I've installed Xfce plus the audio mixer on my FreeBSD 10.2 system.  I can control the volume from the popup menu, but not from the keyboard audio mixer keys.

The keyboard is a Sun type 7 USB keyboard, which has 3 keys on the top right for audio control (on/off, volume down, volume up).  The Xorg.0.log shows that this keyboard is recognized specifically when I start `Xorg`.  

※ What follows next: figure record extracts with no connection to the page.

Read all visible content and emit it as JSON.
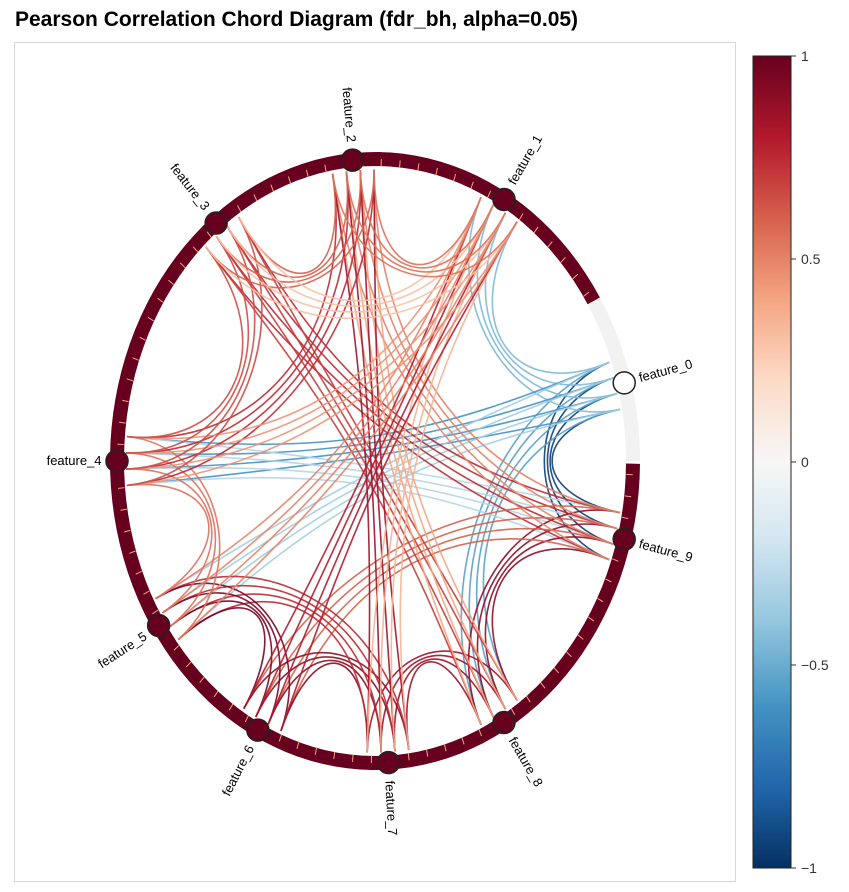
{
  "title": "Pearson Correlation Chord Diagram (fdr_bh, alpha=0.05)",
  "features": [
    "feature_0",
    "feature_1",
    "feature_2",
    "feature_3",
    "feature_4",
    "feature_5",
    "feature_6",
    "feature_7",
    "feature_8",
    "feature_9"
  ],
  "node_colors": {
    "feature_0": "#ffffff",
    "default": "#67001f"
  },
  "colorbar": {
    "range": [
      -1,
      1
    ],
    "ticks": [
      {
        "value": 1,
        "label": "1"
      },
      {
        "value": 0.5,
        "label": "0.5"
      },
      {
        "value": 0,
        "label": "0"
      },
      {
        "value": -0.5,
        "label": "−0.5"
      },
      {
        "value": -1,
        "label": "−1"
      }
    ],
    "colormap": "RdBu_r",
    "stops": [
      "#053061",
      "#2166ac",
      "#4393c3",
      "#92c5de",
      "#d1e5f0",
      "#f7f7f7",
      "#fddbc7",
      "#f4a582",
      "#d6604d",
      "#b2182b",
      "#67001f"
    ]
  },
  "chart_data": {
    "type": "chord",
    "title": "Pearson Correlation Chord Diagram (fdr_bh, alpha=0.05)",
    "nodes": [
      "feature_0",
      "feature_1",
      "feature_2",
      "feature_3",
      "feature_4",
      "feature_5",
      "feature_6",
      "feature_7",
      "feature_8",
      "feature_9"
    ],
    "links": [
      {
        "source": "feature_0",
        "target": "feature_9",
        "r": -0.95
      },
      {
        "source": "feature_0",
        "target": "feature_8",
        "r": -0.55
      },
      {
        "source": "feature_0",
        "target": "feature_1",
        "r": -0.45
      },
      {
        "source": "feature_0",
        "target": "feature_4",
        "r": -0.6
      },
      {
        "source": "feature_0",
        "target": "feature_5",
        "r": -0.35
      },
      {
        "source": "feature_9",
        "target": "feature_4",
        "r": -0.3
      },
      {
        "source": "feature_9",
        "target": "feature_8",
        "r": 0.9
      },
      {
        "source": "feature_9",
        "target": "feature_3",
        "r": 0.75
      },
      {
        "source": "feature_9",
        "target": "feature_6",
        "r": 0.6
      },
      {
        "source": "feature_9",
        "target": "feature_2",
        "r": 0.5
      },
      {
        "source": "feature_8",
        "target": "feature_7",
        "r": 0.85
      },
      {
        "source": "feature_8",
        "target": "feature_3",
        "r": 0.7
      },
      {
        "source": "feature_8",
        "target": "feature_2",
        "r": 0.4
      },
      {
        "source": "feature_7",
        "target": "feature_6",
        "r": 0.9
      },
      {
        "source": "feature_7",
        "target": "feature_5",
        "r": 0.75
      },
      {
        "source": "feature_7",
        "target": "feature_2",
        "r": 0.85
      },
      {
        "source": "feature_7",
        "target": "feature_1",
        "r": 0.35
      },
      {
        "source": "feature_6",
        "target": "feature_5",
        "r": 0.95
      },
      {
        "source": "feature_6",
        "target": "feature_1",
        "r": 0.8
      },
      {
        "source": "feature_5",
        "target": "feature_1",
        "r": 0.5
      },
      {
        "source": "feature_5",
        "target": "feature_4",
        "r": 0.55
      },
      {
        "source": "feature_4",
        "target": "feature_2",
        "r": 0.75
      },
      {
        "source": "feature_4",
        "target": "feature_1",
        "r": 0.45
      },
      {
        "source": "feature_4",
        "target": "feature_3",
        "r": 0.65
      },
      {
        "source": "feature_3",
        "target": "feature_2",
        "r": 0.6
      },
      {
        "source": "feature_3",
        "target": "feature_1",
        "r": 0.3
      },
      {
        "source": "feature_2",
        "target": "feature_1",
        "r": 0.55
      }
    ]
  }
}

Is keyboard control of the Xfce mixer possible, and where do I look?


----------



## tingo (Jan 23, 2016)

First, does those keys generate keyboard events? You can use x11/xev to find out. If the keys generate keyboard events, you can use devd(8) to trigger on those events.
See /etc/devd/asus.conf for examples (this is for Asus laptops, but the principle applies).


----------



## shepper (Jan 23, 2016)

Hopefully, your sun keyboard maps the keys to XF86AudioRaiseVolume, XF86AudioLowerVolume and XF86AudioMute.  Using mixer(8) you can adjust volume by a set increment, up or down, with a keypress.  Muting essentially toggles the value.  I think you can search the forums for examples of using the default mixer command.  The `$ xev` command above can confirm the mapping.

I do not use Xfce4 currently but I recall a window that allowed one to set the mixer commands to a particular keypress.  The Arch Linux Keyboard_volume_buttons suggests it is in keyboard shortcuts.

A word of caution,  since I used Xfce4, pulseaudio has metastasized to the major desktops.  If your recent install brought in pulseaudio and pulseaudio is being used, you may want to use search terms pulseaudio and XF96AudioRaiseVolume for the correct pulseaudio syntax.

Edit:  More links
Sun Keyboard audio mail list archive
and
Xfce4 Website keyboard settings.  Note the examples are using Alsa's amixer.  FreeBSD's mixer command is mixer(8)


----------



## Oldrancher (Feb 17, 2016)

Thanks for the suggestions.   `xev` showed me the keycodes for the audio keys, and that they didn't map to a hex code.  Some work with `xmodmap` now has them mapping to XF86AudioRaiseVolume, XF86AudioLowerVolume and XF86AudioMute.  I haven't gone beyond this yet, but a `devd` solution will probably work.


----------